The Matrix reached US cinemas just over 20 years ago and articulated society’s fear of the power of artificial intelligence (AI) and its potential to overpower the human. The film taps into ongoing human anxiety around technology and our ability to control it, best epitomised by Mary Shelley’s 19th century trope of the Frankenstein’s Monster— the notion that we may well lose control of our own creations as we strive to push the boundaries of science.
The human relationship with technology remains a fraught one, but there is little question that AI has the potential to be revolutionary.
The McKinsey Global Institute Study reported that in 2016 alone, between $8bn and $12bn was invested in the development of AI worldwide, and Goldstein Research predicts that by 2023, AI will be a $14bn industry.
While few of us yet use driverless cars and interact regularly with the animated robots of another science fiction story, I Robot, AI is nonetheless beginning to affect our daily life.

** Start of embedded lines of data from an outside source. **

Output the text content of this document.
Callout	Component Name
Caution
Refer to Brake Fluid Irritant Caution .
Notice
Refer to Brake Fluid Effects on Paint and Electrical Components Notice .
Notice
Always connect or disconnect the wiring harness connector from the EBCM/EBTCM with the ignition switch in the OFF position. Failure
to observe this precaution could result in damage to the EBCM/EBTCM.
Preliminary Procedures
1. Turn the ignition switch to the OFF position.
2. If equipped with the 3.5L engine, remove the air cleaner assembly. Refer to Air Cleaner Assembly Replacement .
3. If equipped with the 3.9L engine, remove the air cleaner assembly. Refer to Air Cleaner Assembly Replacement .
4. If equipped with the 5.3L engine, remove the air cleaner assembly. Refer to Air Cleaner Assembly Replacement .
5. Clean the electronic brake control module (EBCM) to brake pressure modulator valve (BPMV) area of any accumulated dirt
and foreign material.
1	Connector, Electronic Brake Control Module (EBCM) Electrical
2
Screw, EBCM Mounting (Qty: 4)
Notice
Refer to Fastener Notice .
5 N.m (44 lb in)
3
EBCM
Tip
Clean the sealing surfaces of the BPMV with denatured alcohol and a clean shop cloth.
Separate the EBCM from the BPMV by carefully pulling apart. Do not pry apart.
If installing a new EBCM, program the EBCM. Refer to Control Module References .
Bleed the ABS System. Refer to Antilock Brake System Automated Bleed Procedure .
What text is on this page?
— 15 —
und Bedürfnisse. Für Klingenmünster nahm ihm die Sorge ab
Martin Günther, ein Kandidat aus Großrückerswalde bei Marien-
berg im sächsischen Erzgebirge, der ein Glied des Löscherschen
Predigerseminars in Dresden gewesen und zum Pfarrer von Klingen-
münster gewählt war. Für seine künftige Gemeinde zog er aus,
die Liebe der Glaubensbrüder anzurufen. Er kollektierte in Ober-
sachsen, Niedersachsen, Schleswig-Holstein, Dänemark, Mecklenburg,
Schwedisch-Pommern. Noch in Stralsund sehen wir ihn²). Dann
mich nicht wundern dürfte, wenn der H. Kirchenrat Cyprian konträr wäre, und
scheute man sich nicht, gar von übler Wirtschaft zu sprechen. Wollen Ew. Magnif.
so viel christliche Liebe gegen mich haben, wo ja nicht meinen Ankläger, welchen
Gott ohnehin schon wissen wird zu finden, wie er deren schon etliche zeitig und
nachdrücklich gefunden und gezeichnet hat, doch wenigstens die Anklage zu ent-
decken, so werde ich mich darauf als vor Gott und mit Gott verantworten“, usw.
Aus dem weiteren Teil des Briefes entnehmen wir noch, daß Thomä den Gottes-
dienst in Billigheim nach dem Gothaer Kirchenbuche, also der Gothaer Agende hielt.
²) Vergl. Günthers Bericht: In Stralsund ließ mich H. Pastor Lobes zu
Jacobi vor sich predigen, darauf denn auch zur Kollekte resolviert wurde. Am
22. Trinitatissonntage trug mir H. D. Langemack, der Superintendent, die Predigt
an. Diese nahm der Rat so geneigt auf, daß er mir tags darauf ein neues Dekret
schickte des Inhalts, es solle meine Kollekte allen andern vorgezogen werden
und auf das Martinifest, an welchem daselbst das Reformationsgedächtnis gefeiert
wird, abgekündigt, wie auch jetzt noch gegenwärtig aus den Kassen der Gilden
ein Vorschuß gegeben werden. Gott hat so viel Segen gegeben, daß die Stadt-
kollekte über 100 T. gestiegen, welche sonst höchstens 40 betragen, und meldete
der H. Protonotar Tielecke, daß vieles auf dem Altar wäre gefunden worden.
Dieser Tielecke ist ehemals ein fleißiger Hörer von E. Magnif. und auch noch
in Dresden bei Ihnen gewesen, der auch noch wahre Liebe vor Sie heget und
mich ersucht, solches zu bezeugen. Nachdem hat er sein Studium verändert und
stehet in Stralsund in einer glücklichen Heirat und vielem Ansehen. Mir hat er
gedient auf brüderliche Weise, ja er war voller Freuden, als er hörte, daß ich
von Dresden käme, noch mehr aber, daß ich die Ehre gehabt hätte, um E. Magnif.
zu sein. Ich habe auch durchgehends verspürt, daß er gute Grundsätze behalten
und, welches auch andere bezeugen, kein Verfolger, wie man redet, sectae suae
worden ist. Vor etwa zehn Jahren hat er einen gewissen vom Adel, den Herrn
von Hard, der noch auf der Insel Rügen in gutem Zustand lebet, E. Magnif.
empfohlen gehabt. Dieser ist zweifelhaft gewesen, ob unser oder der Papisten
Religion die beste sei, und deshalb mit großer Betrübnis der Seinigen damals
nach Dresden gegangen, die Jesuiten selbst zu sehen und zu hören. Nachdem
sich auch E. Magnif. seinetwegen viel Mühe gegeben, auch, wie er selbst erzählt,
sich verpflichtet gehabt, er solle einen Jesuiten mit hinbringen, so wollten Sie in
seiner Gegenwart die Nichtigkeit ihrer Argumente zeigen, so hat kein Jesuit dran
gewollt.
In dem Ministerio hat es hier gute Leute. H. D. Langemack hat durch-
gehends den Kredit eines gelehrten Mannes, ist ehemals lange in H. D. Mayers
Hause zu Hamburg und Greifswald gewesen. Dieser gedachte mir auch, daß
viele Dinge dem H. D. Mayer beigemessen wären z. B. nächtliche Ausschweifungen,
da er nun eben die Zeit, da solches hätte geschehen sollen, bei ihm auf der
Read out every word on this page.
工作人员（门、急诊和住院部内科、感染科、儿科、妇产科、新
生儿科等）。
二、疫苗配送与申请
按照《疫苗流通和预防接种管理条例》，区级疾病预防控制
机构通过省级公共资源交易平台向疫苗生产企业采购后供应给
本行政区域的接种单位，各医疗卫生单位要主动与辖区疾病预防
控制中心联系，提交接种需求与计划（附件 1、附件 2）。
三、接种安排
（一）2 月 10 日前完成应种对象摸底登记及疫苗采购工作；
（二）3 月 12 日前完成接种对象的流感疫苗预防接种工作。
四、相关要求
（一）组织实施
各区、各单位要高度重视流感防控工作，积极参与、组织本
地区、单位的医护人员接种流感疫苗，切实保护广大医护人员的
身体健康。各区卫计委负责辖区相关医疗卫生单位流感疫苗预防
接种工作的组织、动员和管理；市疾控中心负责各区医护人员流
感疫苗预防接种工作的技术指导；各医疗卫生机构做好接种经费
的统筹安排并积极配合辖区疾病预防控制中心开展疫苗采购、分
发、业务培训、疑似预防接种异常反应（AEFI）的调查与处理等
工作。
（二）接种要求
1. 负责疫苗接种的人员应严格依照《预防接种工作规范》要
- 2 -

Understanding the limitations and possibilities of AI is vital to successfully applying it to the real world and putting in place adequate policies to safeguard against misuse.
The state of AI in the workplace
Technological advances have historically resulted in the ending of certain jobs as workers are replaced with machines, but equally, it usually involves the creation of others. While smart technology will affect all sectors of the economy in some respect, not all jobs are equally at risk. Those most threatened currently involve predictable patterns of repetitive activities, which can easily be taken over by machine algorithms. AI has been able to integrate into call centres, for example, to match callers with the best worker to solve their problem, or to respond automatically with chatbots increasingly being used in the service industry to provide users with automated help.
Meanwhile, jobs least at risk include those that involve high levels of expertise or those that require a high level of human interaction. There is a growing emphasis on the need for skills including creativity and social intelligence – skills that a machine cannot easily learn or replicate. In the long run, AI is predicted to increase productivity and allow the workforce to move away from mindless tasks and towards a more meaningful expression of work.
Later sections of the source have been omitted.